A data center has assured power supply with high bandwidth connectivity. Resilience is crucial, so redundancy of network, power and other infrastructures is common in maintaining continuity. It also has building management controls that are necessary to ensure that the facility and the data in the facility remain safe. These management controls comprise an air conditioner to maintain a certain level of temperature and humidity within the premises, and various security measures to protect the data.

What is a modern data center?

The data centers that existed earlier were quite different from the ones that exist at present. We can now see that the infrastructure has shifted from on-premises physical server to a virtual network. These virtual networks provide applications and workloads across various physical infrastructure plus the multicloud environment.

These days, the data is connected across several data centers, both public and private cloud, and the edge. The role of a data center here is to initiate communication within these multiple data centers in the cloud and on-premises.

The cloud is said to be a collection of data centers. It is because when an application is put on the cloud, they use the data center resources from the cloud provider.

What is the importance of a data center to businesses?

Data centers, in present times, are highly critical and are designed to support business applications and activities that comprise:

  • Sharing of email and file.
  • Productivity applications.
  • Customer relationship management.
  • Enterprise resource planning and databases.
  • Artificial intelligence (AI), machine learning (ML) and big data.
  • Virtual desktops, communications, and collaboration services.

Also Learn About: Data analytics and Data Mining.

What are the Main Parts of a Data Center?

The design of data centers usually differs based on the cloud providers offerings or the requirement of the particular organization. In general, a data center includes infrastructures such as routers, switches, firewalls, storage systems, servers, and application delivery controllers that work together to support the business and also provide access to applications and distribute workload across various machines. This allows an efficient and smooth operation.

Overall, the data center infrastructures provide users with:

  • Network infrastructure to connect end-users with the data center, services, storage plus the external connectivity.
  • A storage infrastructure which can be used for storing and managing data that is needed for daily operational work.
  • Server process, memory space, local storage, plus network connectivity that drives business applications.

How does a data center operate?

Data centers are built to safeguard the performance and integrity of the core data center parts. These include:

Network security appliances:

Network security appliances comprise of firewall and intrusion protection that is important for protecting the data center.

Application delivery assurance:

To maintain the performance of an application, the mechanism offers application resiliency plus accessibility via load balancing and automatic failover.

What are the main categories of data centers?

Broadly, there are four types of data centers. These include Hyperscale, Colocation, Cloud and Managed services data centers. Let us know them individually.

Hyperscale Data Center:

Hyperscale Data Center is also known as Enterprise Hyperscale. It is a facility owned by the Company it supports and is optimized for their end-users. Some of these companies include AWS, Microsoft, Apple, and Google.

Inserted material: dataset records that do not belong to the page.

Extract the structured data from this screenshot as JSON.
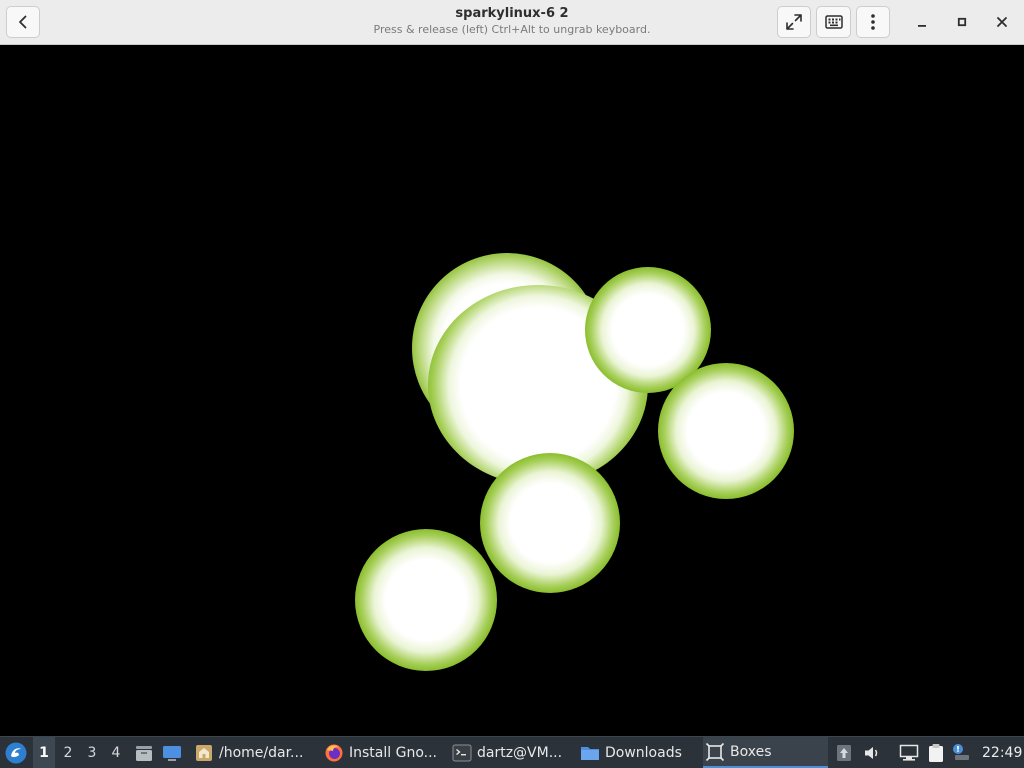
{
  "window": {
    "title": "sparkylinux-6 2",
    "subtitle": "Press & release (left) Ctrl+Alt to ungrab keyboard."
  },
  "headerbar": {
    "back_icon": "chevron-left-icon",
    "fullscreen_icon": "fullscreen-arrows-icon",
    "keyboard_icon": "keyboard-icon",
    "menu_icon": "vertical-ellipsis-icon",
    "minimize_icon": "minimize-icon",
    "maximize_icon": "maximize-icon",
    "close_icon": "close-icon"
  },
  "vm_screen": {
    "content": "lava-lamp-screensaver",
    "glow_color": "#7cb518",
    "core_color": "#ffffff"
  },
  "taskbar": {
    "workspaces": [
      "1",
      "2",
      "3",
      "4"
    ],
    "active_workspace": "1",
    "launchers": [
      {
        "icon": "file-manager-icon"
      },
      {
        "icon": "show-desktop-icon"
      }
    ],
    "tasks": [
      {
        "icon": "folder-home-icon",
        "label": "/home/dar..."
      },
      {
        "icon": "firefox-icon",
        "label": "Install Gno..."
      },
      {
        "icon": "terminal-icon",
        "label": "dartz@VM..."
      },
      {
        "icon": "folder-icon",
        "label": "Downloads"
      },
      {
        "icon": "boxes-icon",
        "label": "Boxes",
        "active": true
      }
    ],
    "tray": [
      {
        "icon": "updates-icon"
      },
      {
        "icon": "volume-icon"
      },
      {
        "icon": "network-icon"
      },
      {
        "icon": "clipboard-icon"
      },
      {
        "icon": "notification-icon"
      }
    ],
    "clock": "22:49",
    "accent": "#4a90d9"
  }
}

These data centers provide strong, scalable applications plus storage services to businesses as well as individuals. Hyperscale computing is essential for big data and cloud storage.

Colocation Data Center:

In a Colocation Data Center, the Company rents a space within a data center owned by others, and the data center is not within the office premises. Colocation Data Center comprises of one data center owner who sells space, power, and cooling to different businesses in a particular region.

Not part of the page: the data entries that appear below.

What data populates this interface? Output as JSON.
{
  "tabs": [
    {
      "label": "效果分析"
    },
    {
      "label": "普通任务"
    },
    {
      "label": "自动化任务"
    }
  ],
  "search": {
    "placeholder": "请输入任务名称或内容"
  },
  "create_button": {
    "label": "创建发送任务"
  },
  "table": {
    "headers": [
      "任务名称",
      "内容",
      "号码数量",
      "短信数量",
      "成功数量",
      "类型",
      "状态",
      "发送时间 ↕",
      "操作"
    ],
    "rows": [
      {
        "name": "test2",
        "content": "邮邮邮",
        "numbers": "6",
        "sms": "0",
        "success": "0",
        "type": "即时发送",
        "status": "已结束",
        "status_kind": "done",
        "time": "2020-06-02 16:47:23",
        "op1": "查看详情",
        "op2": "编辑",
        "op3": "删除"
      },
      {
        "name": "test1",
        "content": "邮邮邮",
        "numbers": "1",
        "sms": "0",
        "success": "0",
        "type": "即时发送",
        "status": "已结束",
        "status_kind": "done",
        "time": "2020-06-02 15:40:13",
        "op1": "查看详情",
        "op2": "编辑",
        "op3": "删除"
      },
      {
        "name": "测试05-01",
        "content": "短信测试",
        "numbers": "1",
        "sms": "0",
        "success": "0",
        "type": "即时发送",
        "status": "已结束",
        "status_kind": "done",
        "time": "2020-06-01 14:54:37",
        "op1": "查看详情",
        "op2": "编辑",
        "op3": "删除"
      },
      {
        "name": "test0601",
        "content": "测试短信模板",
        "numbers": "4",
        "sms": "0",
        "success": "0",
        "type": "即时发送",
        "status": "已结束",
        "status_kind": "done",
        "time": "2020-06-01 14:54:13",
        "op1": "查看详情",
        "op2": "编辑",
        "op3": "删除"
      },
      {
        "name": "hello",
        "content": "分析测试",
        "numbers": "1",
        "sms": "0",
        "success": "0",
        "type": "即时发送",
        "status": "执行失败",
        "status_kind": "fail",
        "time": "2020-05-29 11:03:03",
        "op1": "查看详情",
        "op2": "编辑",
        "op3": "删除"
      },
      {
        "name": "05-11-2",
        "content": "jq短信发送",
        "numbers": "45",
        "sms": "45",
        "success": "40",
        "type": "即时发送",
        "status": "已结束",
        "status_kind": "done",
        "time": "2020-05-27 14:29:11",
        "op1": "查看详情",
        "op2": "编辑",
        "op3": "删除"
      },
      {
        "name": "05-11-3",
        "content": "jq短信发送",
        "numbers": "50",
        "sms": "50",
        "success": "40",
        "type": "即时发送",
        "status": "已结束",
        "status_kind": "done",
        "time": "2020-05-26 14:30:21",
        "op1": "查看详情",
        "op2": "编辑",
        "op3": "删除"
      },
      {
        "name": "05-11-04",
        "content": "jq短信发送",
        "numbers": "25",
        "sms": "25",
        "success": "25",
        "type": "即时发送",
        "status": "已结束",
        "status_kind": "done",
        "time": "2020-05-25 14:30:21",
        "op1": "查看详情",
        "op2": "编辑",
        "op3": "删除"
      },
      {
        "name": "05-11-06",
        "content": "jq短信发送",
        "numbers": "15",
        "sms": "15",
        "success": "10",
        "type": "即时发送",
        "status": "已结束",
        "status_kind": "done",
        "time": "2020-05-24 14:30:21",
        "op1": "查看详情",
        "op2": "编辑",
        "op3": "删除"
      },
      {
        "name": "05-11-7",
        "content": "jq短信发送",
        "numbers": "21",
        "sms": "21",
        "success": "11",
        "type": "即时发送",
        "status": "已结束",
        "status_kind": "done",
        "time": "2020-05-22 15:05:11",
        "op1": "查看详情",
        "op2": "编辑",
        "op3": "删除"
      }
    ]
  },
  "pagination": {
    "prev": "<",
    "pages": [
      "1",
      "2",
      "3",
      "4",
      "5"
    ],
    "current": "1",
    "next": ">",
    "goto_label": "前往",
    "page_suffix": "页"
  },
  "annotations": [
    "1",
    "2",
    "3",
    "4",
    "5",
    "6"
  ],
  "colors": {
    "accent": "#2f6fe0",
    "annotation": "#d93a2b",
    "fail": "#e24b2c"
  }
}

Colocation Data Center provides interconnection to SaaS like Salesforce and PaaS like Azure. These data centers help businesses to level up and grow them at a lower cost.

Cloud Data Center:

A cloud data center is not a physical data center which is located within the office premises but is an online data center. When data is being stored on cloud servers, it automatically gets fragmented and duplicated across different locations for secure storage. In case of any failure, the cloud service provider ensures the backup of all the data.

The cloud data services have a huge advantage over the traditional data centers, as they save a lot of financial resources because they do not require setting up of infrastructure.

Managed Services Data Center:

As the name suggests, these data centers are managed by a third party on behalf of the Company. Instead of buying the pieces of equipment or the resources to set up a data center, the companies lease them.